China is secretive about its new national-security law for Hong Kong

  29 June 2020    Read: 1208
  China is   secretive   about its new national-security law for Hong Kong  @nytimes

Hong kongers have fretted for years about when and how national-security law might be applied in the territory. They will soon find out. In May China announced it would enact a bill for Hong Kong concerning crimes such as subversion and secession, without referring to the city’s legislature. Lawmakers in Beijing are now drafting the act in hugger-mugger. On June 20th they released an outline. Worrying seems right.

Already Hong Kong is plastered with billboards hailing the new law, even though senior officials in the city have yet to see the bill. It is possible that it will not be made public before the law is promulgated. China may want to enact it by July 1st, the anniversary of Hong Kong’s handover to China in 1997. That is traditionally an occasion for protests. The point of the new law is clearly to deter the kind of unrest that has roiled Hong Kong since last year.

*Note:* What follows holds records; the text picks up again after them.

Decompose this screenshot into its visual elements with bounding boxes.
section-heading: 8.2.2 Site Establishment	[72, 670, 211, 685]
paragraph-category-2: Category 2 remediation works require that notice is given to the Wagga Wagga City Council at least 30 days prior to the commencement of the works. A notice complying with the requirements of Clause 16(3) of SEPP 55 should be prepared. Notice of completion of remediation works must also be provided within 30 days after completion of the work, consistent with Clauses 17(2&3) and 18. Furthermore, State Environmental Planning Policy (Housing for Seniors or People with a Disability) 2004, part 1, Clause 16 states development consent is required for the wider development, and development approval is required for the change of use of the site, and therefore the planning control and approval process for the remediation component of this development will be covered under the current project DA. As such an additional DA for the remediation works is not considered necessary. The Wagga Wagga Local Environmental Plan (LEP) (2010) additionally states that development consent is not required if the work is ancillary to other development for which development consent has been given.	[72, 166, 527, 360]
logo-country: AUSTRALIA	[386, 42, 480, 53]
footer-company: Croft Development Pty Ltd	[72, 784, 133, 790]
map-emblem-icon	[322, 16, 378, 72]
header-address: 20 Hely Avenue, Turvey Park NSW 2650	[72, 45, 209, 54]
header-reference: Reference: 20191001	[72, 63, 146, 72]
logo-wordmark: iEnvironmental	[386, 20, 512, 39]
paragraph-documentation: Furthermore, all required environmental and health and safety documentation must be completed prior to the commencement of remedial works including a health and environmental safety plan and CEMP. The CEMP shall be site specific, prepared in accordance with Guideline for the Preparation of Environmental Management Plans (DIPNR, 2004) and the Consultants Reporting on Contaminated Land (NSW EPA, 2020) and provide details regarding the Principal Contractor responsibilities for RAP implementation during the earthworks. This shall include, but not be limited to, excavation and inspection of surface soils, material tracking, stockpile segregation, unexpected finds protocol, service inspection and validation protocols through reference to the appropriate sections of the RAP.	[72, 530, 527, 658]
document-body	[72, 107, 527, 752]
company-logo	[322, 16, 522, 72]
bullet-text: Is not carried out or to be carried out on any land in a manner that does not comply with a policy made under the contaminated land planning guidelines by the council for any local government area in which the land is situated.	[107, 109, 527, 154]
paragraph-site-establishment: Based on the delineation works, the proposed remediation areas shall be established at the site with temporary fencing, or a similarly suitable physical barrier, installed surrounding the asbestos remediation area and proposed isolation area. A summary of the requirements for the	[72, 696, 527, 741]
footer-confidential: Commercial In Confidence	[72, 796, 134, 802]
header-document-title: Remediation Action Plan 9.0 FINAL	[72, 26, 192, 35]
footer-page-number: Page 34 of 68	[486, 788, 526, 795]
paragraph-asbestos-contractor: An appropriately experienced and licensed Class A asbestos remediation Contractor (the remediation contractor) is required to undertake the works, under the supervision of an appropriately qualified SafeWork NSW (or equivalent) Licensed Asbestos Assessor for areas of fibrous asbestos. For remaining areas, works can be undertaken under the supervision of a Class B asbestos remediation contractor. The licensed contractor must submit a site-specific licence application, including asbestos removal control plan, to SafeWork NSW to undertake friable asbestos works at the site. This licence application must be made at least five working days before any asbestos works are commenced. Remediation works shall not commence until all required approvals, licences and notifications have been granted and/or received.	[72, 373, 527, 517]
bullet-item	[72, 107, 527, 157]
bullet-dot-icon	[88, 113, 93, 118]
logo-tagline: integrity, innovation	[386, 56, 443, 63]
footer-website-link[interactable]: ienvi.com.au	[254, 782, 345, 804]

The official description of it stresses that the bill will comply with “important principles of the rule of law” and international human-rights legislation. But it will take precedence should a conflict arise between the new law and existing ones. The legislature in Beijing will be able to overrule any verdict. There may be little need for that: Hong Kong’s government will decide which judges can handle national-security cases.

Hong Kong’s police will investigate such crimes. But, in a “tiny” number of important cases, central-government agencies will be allowed to step in. Hong Kong’s chief executive will head a new national-security commission, with one seat reserved for a central-government “adviser”. A new body will be set up in Hong Kong for mainland spooks to “collect and analyse national-security intelligence”. That is likely to mean they will name targets, even if arrests will be made by a new branch of the local police that will focus on national security.

A senior adviser in Hong Kong to the central government, Lau Siu-kai, says the aim is to “kill a few chickens to frighten the monkeys”—to deter people with a few high-profile sentencings rather than carry out sweeping arrests. That is just how the party likes to crush dissent on the mainland. One country, one system creeps ever closer.